Advances in understanding the neurodegenerative pathologies are creating new opportunities for the development of neuroprotective therapies, such as antioxidant food factors, lifestyle modification, and drugs. However, the biomarker by which to determine the effect of the agent on neurodegeneration is limited. We here address hexanoyl dopamine (HED), one of novel dopamine adducts derived from brain polyunsaturated acid, referring to its in vitro formation, potent toxicity to SH-SY5Y cells, and application to assess the neuroprotective effect of antioxidative food factors.

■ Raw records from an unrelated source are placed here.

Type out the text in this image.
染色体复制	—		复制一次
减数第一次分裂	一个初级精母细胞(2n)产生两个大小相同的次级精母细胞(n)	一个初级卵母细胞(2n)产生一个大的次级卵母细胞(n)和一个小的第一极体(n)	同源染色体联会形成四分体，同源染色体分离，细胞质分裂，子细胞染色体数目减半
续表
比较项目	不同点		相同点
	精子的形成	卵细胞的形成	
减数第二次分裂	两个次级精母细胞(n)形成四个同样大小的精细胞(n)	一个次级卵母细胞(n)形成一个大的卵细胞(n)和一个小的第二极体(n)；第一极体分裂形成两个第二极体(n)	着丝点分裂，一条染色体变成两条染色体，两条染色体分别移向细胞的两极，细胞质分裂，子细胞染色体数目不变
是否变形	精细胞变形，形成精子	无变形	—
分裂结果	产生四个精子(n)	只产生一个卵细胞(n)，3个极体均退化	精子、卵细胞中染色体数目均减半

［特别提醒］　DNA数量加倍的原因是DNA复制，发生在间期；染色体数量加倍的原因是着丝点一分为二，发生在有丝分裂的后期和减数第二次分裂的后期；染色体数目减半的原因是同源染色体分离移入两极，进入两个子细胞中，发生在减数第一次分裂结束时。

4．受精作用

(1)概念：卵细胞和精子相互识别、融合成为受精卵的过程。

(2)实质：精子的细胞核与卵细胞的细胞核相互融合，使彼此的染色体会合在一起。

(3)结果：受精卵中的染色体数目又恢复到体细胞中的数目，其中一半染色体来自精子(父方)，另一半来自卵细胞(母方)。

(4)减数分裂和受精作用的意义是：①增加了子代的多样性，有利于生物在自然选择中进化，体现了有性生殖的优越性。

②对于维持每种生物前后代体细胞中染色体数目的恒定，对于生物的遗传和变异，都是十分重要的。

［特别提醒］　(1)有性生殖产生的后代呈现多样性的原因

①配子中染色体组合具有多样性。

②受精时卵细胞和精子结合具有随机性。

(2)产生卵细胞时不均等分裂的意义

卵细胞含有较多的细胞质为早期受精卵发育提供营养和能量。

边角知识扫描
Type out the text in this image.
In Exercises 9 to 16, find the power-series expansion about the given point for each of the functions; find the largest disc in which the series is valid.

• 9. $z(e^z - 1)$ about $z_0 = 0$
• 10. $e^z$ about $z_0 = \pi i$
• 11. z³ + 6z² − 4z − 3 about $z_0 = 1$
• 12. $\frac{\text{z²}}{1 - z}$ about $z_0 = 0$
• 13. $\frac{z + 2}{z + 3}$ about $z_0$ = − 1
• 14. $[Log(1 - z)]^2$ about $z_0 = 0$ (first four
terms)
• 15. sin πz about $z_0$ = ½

Dopamine is a neurotransmitter and its deficiency is a characterized feature in Parkinson’s disease (PD), thereby HED represents a new addition to understanding of dopamine biology and pathophysiology of PD and a novel biomarker for the assessment of neuroprotective therapies. We have established an analytical system using for the detection of HED and its toxicity to the neuroblstoma cell line, SH-SY5Y cells. Here, we discuss the characteristics of the system and its applications to investigate the neuroprotective effect of several antioxidants that originate from food.
Suppression of neuro-inflammatory signaling cascade by tocotrienol can prevent chronic alcohol-induced cognitive dysfunction in rats
Tiwari V, Kuhad A, Chopra K.
Behav Brain Res. 2009 Nov 5;203(2):296-303.
Chronic alcohol intake is known to induce the selective neuronal damage associated with increase oxidative-nitrosative stress and activation of inflammatory cascade finally resulting in neuronal apoptosis and thus dementia. In the present study, we investigated the comparative effect of both the isoforms of vitamin E, alpha-tocopherol and tocotrienol against chronic alcohol-induced cognitive dysfunction in rats. Male Wistar rats were given ethanol (10g/kg; oral gavage) for 10 weeks, and treated with alpha-tocopherol and tocotrienol for the same duration. The learning and memory behavior was assessed using Morris water maze and elevated plus maze test. The rats were sacrificed at the end of 10th week and cytoplasmic fractions of cerebral cortex and hippocampus were prepared for the quantification of acetylcholinesterase activity, oxidative-nitrosative stress parameters, tumor necrosis factor-alpha (TNF-alpha), and interleukin-1beta (IL-1beta). From the 6th week onwards, ethanol-treated rats showed significant increase in transfer latency in both the behavioral paradigms which was coupled with enhanced acetylcholinesterase activity, increased oxidative-nitrosative stress, TNF-alpha and IL-1beta levels in different brain regions of ethanol-treated rats. Co-administration of alpha-tocopherol as well as tocotrienol significantly and dose-dependently prevented these behavioral, biochemical and molecular changes in the brains of ethanol-treated rats. However, the effects were more pronounced with tocotrienol. The current study thus demonstrates the possible involvement of oxidative-nitrosative stress mediated activation of inflammatory cascade in chronic alcohol-induced cognitive dysfunction and also suggests the effectiveness of vitamin E isoforms, of which tocotrienol being more potent, in preventing the cognitive deficits associated with chronic alcohol consumption.